The theory of comparative advantage provides a strong argument in favour of free international trade and specialization among countries.  For clarity, the theory is usually first outlined as though only two countries and only two commodities are  involved, although the principles are by no means limited to such cases.  Consider the production possibility frontier (PPF) of 'Farmland' (P&B Fig.  35.1; MKM Figs, 2.2, 2.3, 3.1 & 3.2).  If all resources were committed to producing grain then 36 millions tons would result.  If all resources were committed to producing cars some 9 million cars would be produced.  The PPF shows the alternative amounts of grain or cars that could be produced if resources were divided between these two activities.  The slope of the PPF measures the 'opportunity cost' of producing one car measured by how many tons of grain could not be produced.

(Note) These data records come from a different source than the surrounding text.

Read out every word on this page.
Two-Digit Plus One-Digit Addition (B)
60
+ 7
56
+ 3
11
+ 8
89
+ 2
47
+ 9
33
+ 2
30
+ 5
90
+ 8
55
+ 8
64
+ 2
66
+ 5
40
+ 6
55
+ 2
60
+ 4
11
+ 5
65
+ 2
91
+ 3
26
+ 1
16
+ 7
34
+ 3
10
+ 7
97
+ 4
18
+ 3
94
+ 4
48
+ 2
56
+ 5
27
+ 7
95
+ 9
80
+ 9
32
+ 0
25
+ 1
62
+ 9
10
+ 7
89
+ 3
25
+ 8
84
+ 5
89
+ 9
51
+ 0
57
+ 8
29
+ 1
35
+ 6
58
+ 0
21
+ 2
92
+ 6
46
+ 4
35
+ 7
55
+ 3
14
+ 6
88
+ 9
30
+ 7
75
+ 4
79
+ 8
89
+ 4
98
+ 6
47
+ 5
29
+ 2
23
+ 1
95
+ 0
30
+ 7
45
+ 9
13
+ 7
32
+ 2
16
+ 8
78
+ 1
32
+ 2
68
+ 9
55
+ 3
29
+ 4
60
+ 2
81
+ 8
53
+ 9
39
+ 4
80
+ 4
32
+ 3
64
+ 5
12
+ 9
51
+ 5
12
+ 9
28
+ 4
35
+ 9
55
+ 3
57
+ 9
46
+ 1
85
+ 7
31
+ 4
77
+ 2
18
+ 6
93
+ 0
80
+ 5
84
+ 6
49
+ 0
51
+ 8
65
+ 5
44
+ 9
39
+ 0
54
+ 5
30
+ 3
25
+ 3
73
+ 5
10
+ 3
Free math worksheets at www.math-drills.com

By way of contrast consider the PPF of Mobilia (P&B Fig. 35.2).  If all resources were committed to grain then  19 tons would be produced; if all resources were committed to cars, then about 10 million cars would come off the production line.  As above the slope of the PPF measures the opportunity cost of producing cars vs grain. 

In both cases, a country chooses which combination of the two goods to produce and consume.  For Farmland it is assumed to be 15 tons of grain and 8 million cars.  For Mobilia, it is 18 million tons of grain and 4 million cars.  This mix of outputs assumes no international trade between the two.  The production/consumption mix must be on the PPF.

Cars are cheaper in Mobilia (one car costs one ton of grain compared to 9 tons in Farmland; grain is cheaper in Farmland (9 tons cost one car compared to nine cars in Mobilia).  Each has a comparative advantage in one commodity where comparative advantage is defined as the ability to produce a given good or service cheaper than another country.   If they were to trade both would benefit.  Mobilia would get cheaper grain and Farmland would get cheaper cars.

First considering only international trade in cars. Farmland has a demand curve reflecting the quantity of imported cars it would be willing to buy at various prices (measured in tons of grain - P&B Fig. 35.3).  If the price were the same as the domestic cost of production (9 tons) no cars would be imported.  At any price less that that some cars would be imported.  For Mobilia there is a supply curve of cars it would be willing to sell at various prices (measured in tons of grain).  If the price were the same as the cost of domestic production (1 ton) the Mobilia would not trade.  At any price higher than the domestic cost of production it would be willing to trade.  Where demand equals supply exchange takes place at a price of 3 tons of grain 4 million cars will be imported into Farmland and 12 million tons of grain exported to Mobilia.  In this exchange it is assumed a balance of trade will result.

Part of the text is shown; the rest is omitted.